Haskell's type system is terrible for this, ie. instead of plain vanilla operator overloading they have (^+^)... I once played around with a way to automatically track units when writing code like this, and I gave up on Haskell, doing it in C++ was much easier/sane.
Actually the issue you're complaining about is not a Haskell problem, it's entirely a library problem. It so happens that the standard library has a really poorly defined numeric hierarchy at the moment. If you want to fix it right now, you can avoid importing the prelude and import a different numeric library which has more sensible definitions for everything.
The issue is that for most things you'd want (+) to be defined like:
(+) :: a -> a -> a
But actually, to be more flexible it could be defined as:
(+) :: a -> b -> a
So then all the normal stuff would supported, as now, but you could also support things like:
> Haskell's type system is terrible for this, ie. instead of plain vanilla operator overloading they have (^+^)...
Haskell’s type system does not prevent you from overloading the + operator. It’s the standard library (“Prelude”) that defines + to only work on numbers, and not on vectors, but with Haskell’s type system allows you to define + to do anything you want.

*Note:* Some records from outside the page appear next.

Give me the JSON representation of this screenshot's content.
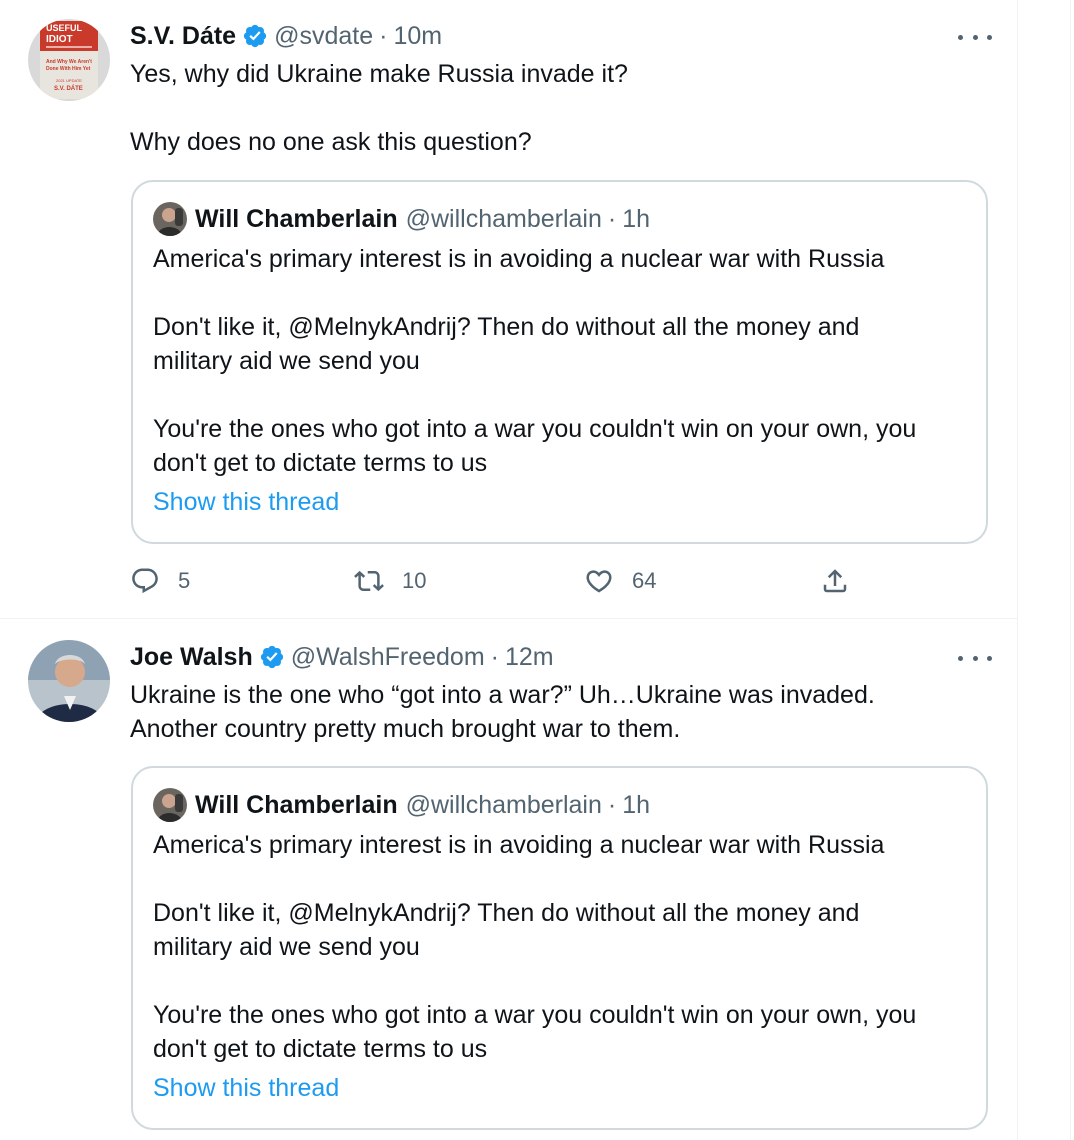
{
  "tweets": [
    {
      "author": {
        "name": "S.V. Dáte",
        "handle": "@svdate",
        "time": "10m"
      },
      "avatar_text": [
        "USEFUL",
        "IDIOT",
        "And Why We Aren't",
        "Done With Him Yet",
        "2021 UPDATE",
        "S.V. DÁTE"
      ],
      "text": [
        "Yes, why did Ukraine make Russia invade it?",
        "Why does no one ask this question?"
      ],
      "quote": {
        "name": "Will Chamberlain",
        "handle": "@willchamberlain",
        "time": "1h",
        "text": [
          "America's primary interest is in avoiding a nuclear war with Russia",
          "Don't like it, @MelnykAndrij? Then do without all the money and",
          "military aid we send you",
          "You're the ones who got into a war you couldn't win on your own, you",
          "don't get to dictate terms to us"
        ],
        "link": "Show this thread"
      },
      "stats": {
        "replies": "5",
        "retweets": "10",
        "likes": "64"
      }
    },
    {
      "author": {
        "name": "Joe Walsh",
        "handle": "@WalshFreedom",
        "time": "12m"
      },
      "text": [
        "Ukraine is the one who “got into a war?” Uh…Ukraine was invaded.",
        "Another country pretty much brought war to them."
      ],
      "quote": {
        "name": "Will Chamberlain",
        "handle": "@willchamberlain",
        "time": "1h",
        "text": [
          "America's primary interest is in avoiding a nuclear war with Russia",
          "Don't like it, @MelnykAndrij? Then do without all the money and",
          "military aid we send you",
          "You're the ones who got into a war you couldn't win on your own, you",
          "don't get to dictate terms to us"
        ],
        "link": "Show this thread"
      }
    }
  ],
  "ui": {
    "separator": "·"
  },
  "icons": {
    "verified": "verified-badge-icon",
    "more": "more-options-icon",
    "reply": "reply-icon",
    "retweet": "retweet-icon",
    "like": "like-icon",
    "share": "share-icon"
  },
  "colors": {
    "text": "#0f1419",
    "secondary": "#536471",
    "link": "#1d9bf0",
    "verified": "#1d9bf0",
    "border": "#cfd9de"
  }
}
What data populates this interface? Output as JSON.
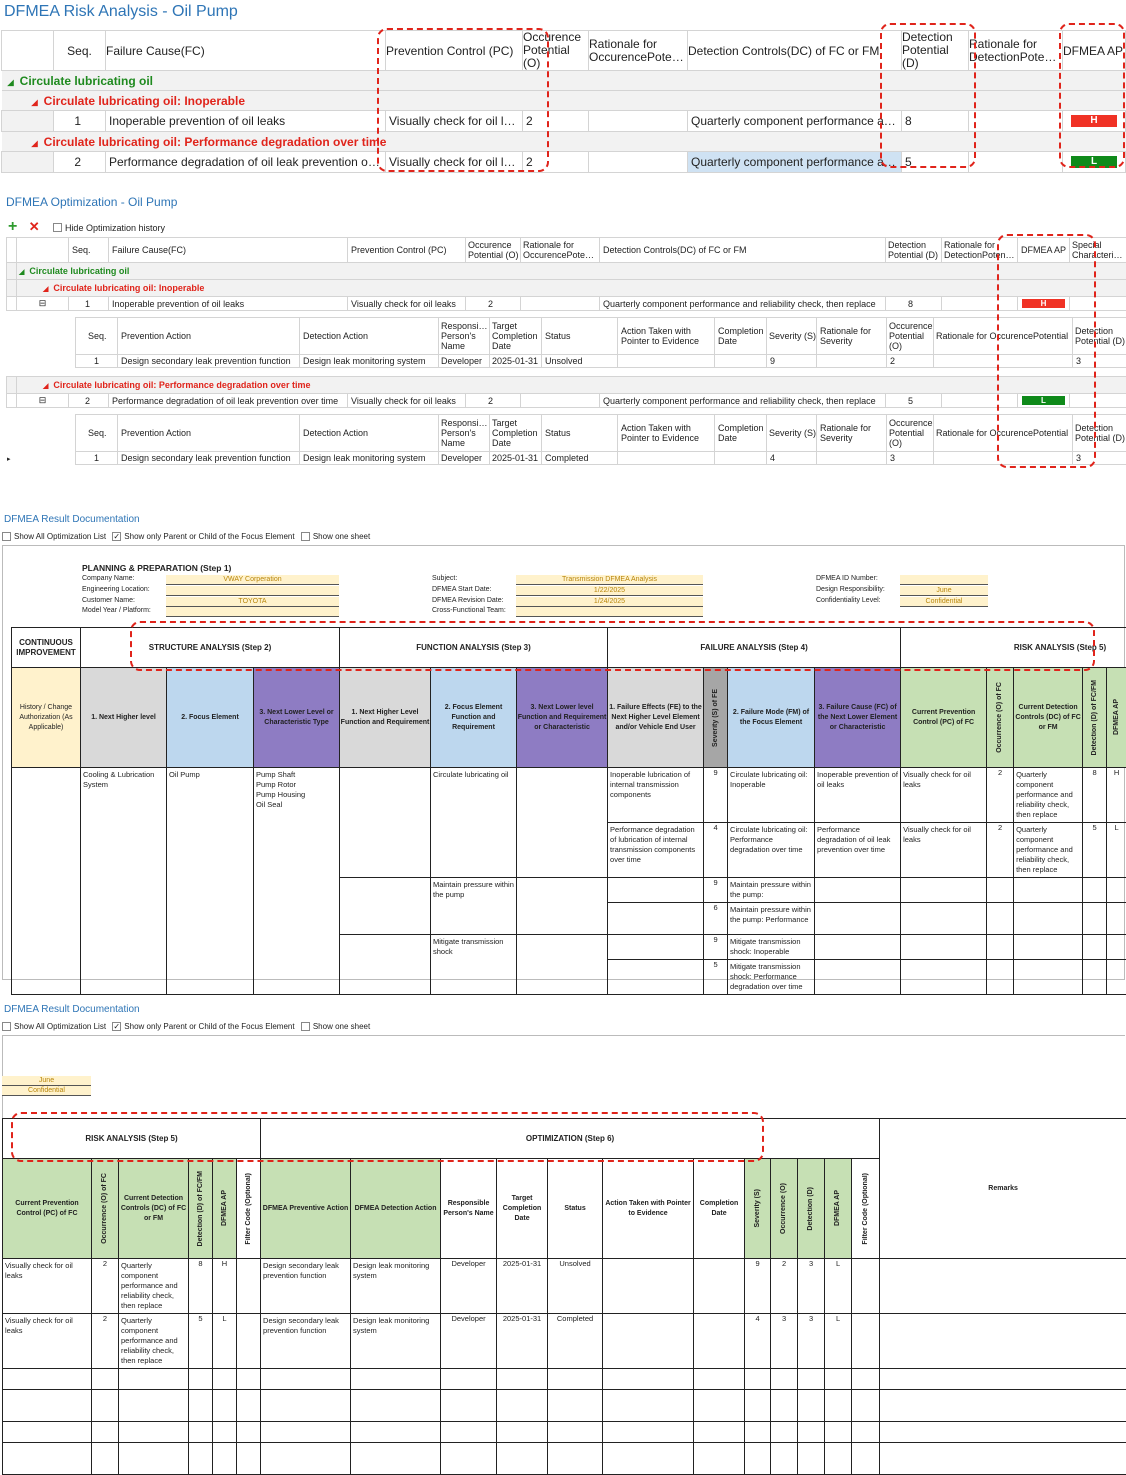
{
  "risk": {
    "title": "DFMEA Risk Analysis - Oil Pump",
    "headers": [
      "Seq.",
      "Failure Cause(FC)",
      "Prevention Control (PC)",
      "Occurence Potential (O)",
      "Rationale for OccurencePotential",
      "Detection Controls(DC) of FC or FM",
      "Detection Potential (D)",
      "Rationale for DetectionPotential",
      "DFMEA AP"
    ],
    "group": "Circulate lubricating oil",
    "sub1": "Circulate lubricating oil: Inoperable",
    "sub2": "Circulate lubricating oil: Performance degradation over time",
    "rows": [
      {
        "seq": "1",
        "fc": "Inoperable prevention of oil leaks",
        "pc": "Visually check for oil leaks",
        "o": "2",
        "dc": "Quarterly component performance and re...",
        "d": "8",
        "ap": "H"
      },
      {
        "seq": "2",
        "fc": "Performance degradation of oil leak prevention over time",
        "pc": "Visually check for oil leaks",
        "o": "2",
        "dc": "Quarterly component performance and re...",
        "d": "5",
        "ap": "L"
      }
    ]
  },
  "opt": {
    "title": "DFMEA Optimization - Oil Pump",
    "toolbar": {
      "add": "+",
      "remove": "✕",
      "hide_history": "Hide Optimization history"
    },
    "headers": [
      "Seq.",
      "Failure Cause(FC)",
      "Prevention Control (PC)",
      "Occurence Potential (O)",
      "Rationale for OccurencePotential",
      "Detection Controls(DC) of FC or FM",
      "Detection Potential (D)",
      "Rationale for DetectionPotential",
      "DFMEA AP",
      "Special Characteristic"
    ],
    "group": "Circulate lubricating oil",
    "sub1": "Circulate lubricating oil: Inoperable",
    "sub2": "Circulate lubricating oil: Performance degradation over time",
    "rows": [
      {
        "seq": "1",
        "fc": "Inoperable prevention of oil leaks",
        "pc": "Visually check for oil leaks",
        "o": "2",
        "dc": "Quarterly component performance and reliability check, then replace",
        "d": "8",
        "ap": "H"
      },
      {
        "seq": "2",
        "fc": "Performance degradation of oil leak prevention over time",
        "pc": "Visually check for oil leaks",
        "o": "2",
        "dc": "Quarterly component performance and reliability check, then replace",
        "d": "5",
        "ap": "L"
      }
    ],
    "sub_headers": [
      "Seq.",
      "Prevention Action",
      "Detection Action",
      "Responsible Person's Name",
      "Target Completion Date",
      "Status",
      "Action Taken with Pointer to Evidence",
      "Completion Date",
      "Severity (S)",
      "Rationale for Severity",
      "Occurence Potential (O)",
      "Rationale for OccurencePotential",
      "Detection Potential (D)"
    ],
    "actions": [
      {
        "seq": "1",
        "pa": "Design secondary leak prevention function",
        "da": "Design leak monitoring system",
        "resp": "Developer",
        "date": "2025-01-31",
        "status": "Unsolved",
        "sev": "9",
        "occ": "2",
        "det": "3"
      },
      {
        "seq": "1",
        "pa": "Design secondary leak prevention function",
        "da": "Design leak monitoring system",
        "resp": "Developer",
        "date": "2025-01-31",
        "status": "Completed",
        "sev": "4",
        "occ": "3",
        "det": "3"
      }
    ]
  },
  "doc1": {
    "title": "DFMEA Result Documentation",
    "options": [
      "Show All Optimization List",
      "Show only Parent or Child of the Focus Element",
      "Show one sheet"
    ],
    "plan_title": "PLANNING & PREPARATION (Step 1)",
    "plan": {
      "company_label": "Company Name:",
      "company": "VWAY Corperation",
      "eng_label": "Engineering Location:",
      "eng": "",
      "customer_label": "Customer Name:",
      "customer": "TOYOTA",
      "model_label": "Model Year / Platform:",
      "model": "",
      "subject_label": "Subject:",
      "subject": "Transmission DFMEA Analysis",
      "start_label": "DFMEA Start Date:",
      "start": "1/22/2025",
      "rev_label": "DFMEA Revision Date:",
      "rev": "1/24/2025",
      "team_label": "Cross-Functional Team:",
      "team": "",
      "id_label": "DFMEA ID Number:",
      "id": "",
      "resp_label": "Design Responsibility:",
      "resp": "June",
      "conf_label": "Confidentiality Level:",
      "conf": "Confidential"
    },
    "sections": [
      "CONTINUOUS IMPROVEMENT",
      "STRUCTURE ANALYSIS (Step 2)",
      "FUNCTION ANALYSIS (Step 3)",
      "FAILURE ANALYSIS (Step 4)",
      "RISK ANALYSIS (Step 5)"
    ],
    "col_headers": [
      "History / Change Authorization (As Applicable)",
      "1. Next Higher level",
      "2. Focus Element",
      "3. Next Lower Level or Characteristic Type",
      "1. Next Higher Level Function and Requirement",
      "2. Focus Element Function and Requirement",
      "3. Next Lower level Function and Requirement or Characteristic",
      "1. Failure Effects (FE) to the Next Higher Level Element and/or Vehicle End User",
      "Severity (S) of FE",
      "2. Failure Mode (FM) of the Focus Element",
      "3. Failure Cause (FC) of the Next Lower Element or Characteristic",
      "Current Prevention Control (PC) of FC",
      "Occurrence (O) of FC",
      "Current Detection Controls (DC) of FC or FM",
      "Detection (D) of FC/FM",
      "DFMEA AP"
    ],
    "structure": {
      "higher": "Cooling & Lubrication System",
      "focus": "Oil Pump",
      "lower": "Pump Shaft\nPump Rotor\nPump Housing\nOil Seal"
    },
    "functions": [
      "Circulate lubricating oil",
      "Maintain pressure within the pump",
      "Mitigate transmission shock"
    ],
    "rows": [
      {
        "fe": "Inoperable lubrication of internal transmission components",
        "s": "9",
        "fm": "Circulate lubricating oil: Inoperable",
        "fc": "Inoperable prevention of oil leaks",
        "pc": "Visually check for oil leaks",
        "o": "2",
        "dc": "Quarterly component performance and reliability check, then replace",
        "d": "8",
        "ap": "H"
      },
      {
        "fe": "Performance degradation of lubrication of internal transmission components over time",
        "s": "4",
        "fm": "Circulate lubricating oil: Performance degradation over time",
        "fc": "Performance degradation of oil leak prevention over time",
        "pc": "Visually check for oil leaks",
        "o": "2",
        "dc": "Quarterly component performance and reliability check, then replace",
        "d": "5",
        "ap": "L"
      },
      {
        "fe": "",
        "s": "9",
        "fm": "Maintain pressure within the pump:",
        "fc": "",
        "pc": "",
        "o": "",
        "dc": "",
        "d": "",
        "ap": ""
      },
      {
        "fe": "",
        "s": "6",
        "fm": "Maintain pressure within the pump: Performance",
        "fc": "",
        "pc": "",
        "o": "",
        "dc": "",
        "d": "",
        "ap": ""
      },
      {
        "fe": "",
        "s": "9",
        "fm": "Mitigate transmission shock: Inoperable",
        "fc": "",
        "pc": "",
        "o": "",
        "dc": "",
        "d": "",
        "ap": ""
      },
      {
        "fe": "",
        "s": "5",
        "fm": "Mitigate transmission shock: Performance degradation over time",
        "fc": "",
        "pc": "",
        "o": "",
        "dc": "",
        "d": "",
        "ap": ""
      }
    ]
  },
  "doc2": {
    "title": "DFMEA Result Documentation",
    "options": [
      "Show All Optimization List",
      "Show only Parent or Child of the Focus Element",
      "Show one sheet"
    ],
    "june": "June",
    "conf": "Confidential",
    "sections": [
      "RISK ANALYSIS (Step 5)",
      "OPTIMIZATION (Step 6)"
    ],
    "col_headers": [
      "Current Prevention Control (PC) of FC",
      "Occurrence (O) of FC",
      "Current Detection Controls (DC) of FC or FM",
      "Detection (D) of FC/FM",
      "DFMEA AP",
      "Filter Code (Optional)",
      "DFMEA Preventive Action",
      "DFMEA Detection Action",
      "Responsible Person's Name",
      "Target Completion Date",
      "Status",
      "Action Taken with Pointer to Evidence",
      "Completion Date",
      "Severity (S)",
      "Occurrence (O)",
      "Detection (D)",
      "DFMEA AP",
      "Filter Code (Optional)",
      "Remarks"
    ],
    "rows": [
      {
        "pc": "Visually check for oil leaks",
        "o": "2",
        "dc": "Quarterly component performance and reliability check, then replace",
        "d": "8",
        "ap": "H",
        "pa": "Design secondary leak prevention function",
        "da": "Design leak monitoring system",
        "resp": "Developer",
        "date": "2025-01-31",
        "status": "Unsolved",
        "s2": "9",
        "o2": "2",
        "d2": "3",
        "ap2": "L"
      },
      {
        "pc": "Visually check for oil leaks",
        "o": "2",
        "dc": "Quarterly component performance and reliability check, then replace",
        "d": "5",
        "ap": "L",
        "pa": "Design secondary leak prevention function",
        "da": "Design leak monitoring system",
        "resp": "Developer",
        "date": "2025-01-31",
        "status": "Completed",
        "s2": "4",
        "o2": "3",
        "d2": "3",
        "ap2": "L"
      }
    ]
  },
  "colors": {
    "title_blue": "#2e75b6",
    "ap_high": "#f03225",
    "ap_low": "#0f8a1a",
    "highlight_dash": "#e0241b"
  }
}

Well, no, you're not "f--ked", there's just a pile of boilerplate. Not fun - and likely not worth it for the marginal benefit of being able to reuse + that way - but plenty possible.
And for what it's worth, I certainly agree that the way Num is structured is a wart in Haskell, and I think the previous two commenters agree. It's just that we should be clear about where the blame lies - and that's not the type system.
You say it's terrible to use an alternative operator but then don't really say why
Why is that bad? In Haskell, + is reserved for Num, which require some other properties that you can't guarantee for vectors. It'd be pretty bad to run afoul of that in a physics conversation.
Haskell certainly can let the + operator mean multiple things in multiple contexts.
There isn't operator overloading as other languages have it, but you can write instances for your types. It seems you're just complaining about using vector addition operator (^+^) instead of a different addition operator (+); if it bothered you that much an instance would create a link defining + as ^+^.
Yes, as long as they have the structure your classes demand. It's not exactly Haskell's type system that is bad, it's the numeric classes that are a bit of a mess.
Math has a much cleaner structure that, for example, does not demand that you can convert any integral value into an instance of your numbers. Haskell tried to simplify it, but wasn't successful.
This might work well in F#. It has the ability to use most basic mathematical operators with different numerical types, so it cuts down on the multiple symbols Haskell and ocaml get forced into, and has native units of measure functionality baked into the language.
Haskell seems to be the language to learn if you're into physics, math and blockchains. I feel exactly like I did right before I became a web developer. I felt it was a no-brainer to learn Javascript. Is Haskell a no-brainer for 2025?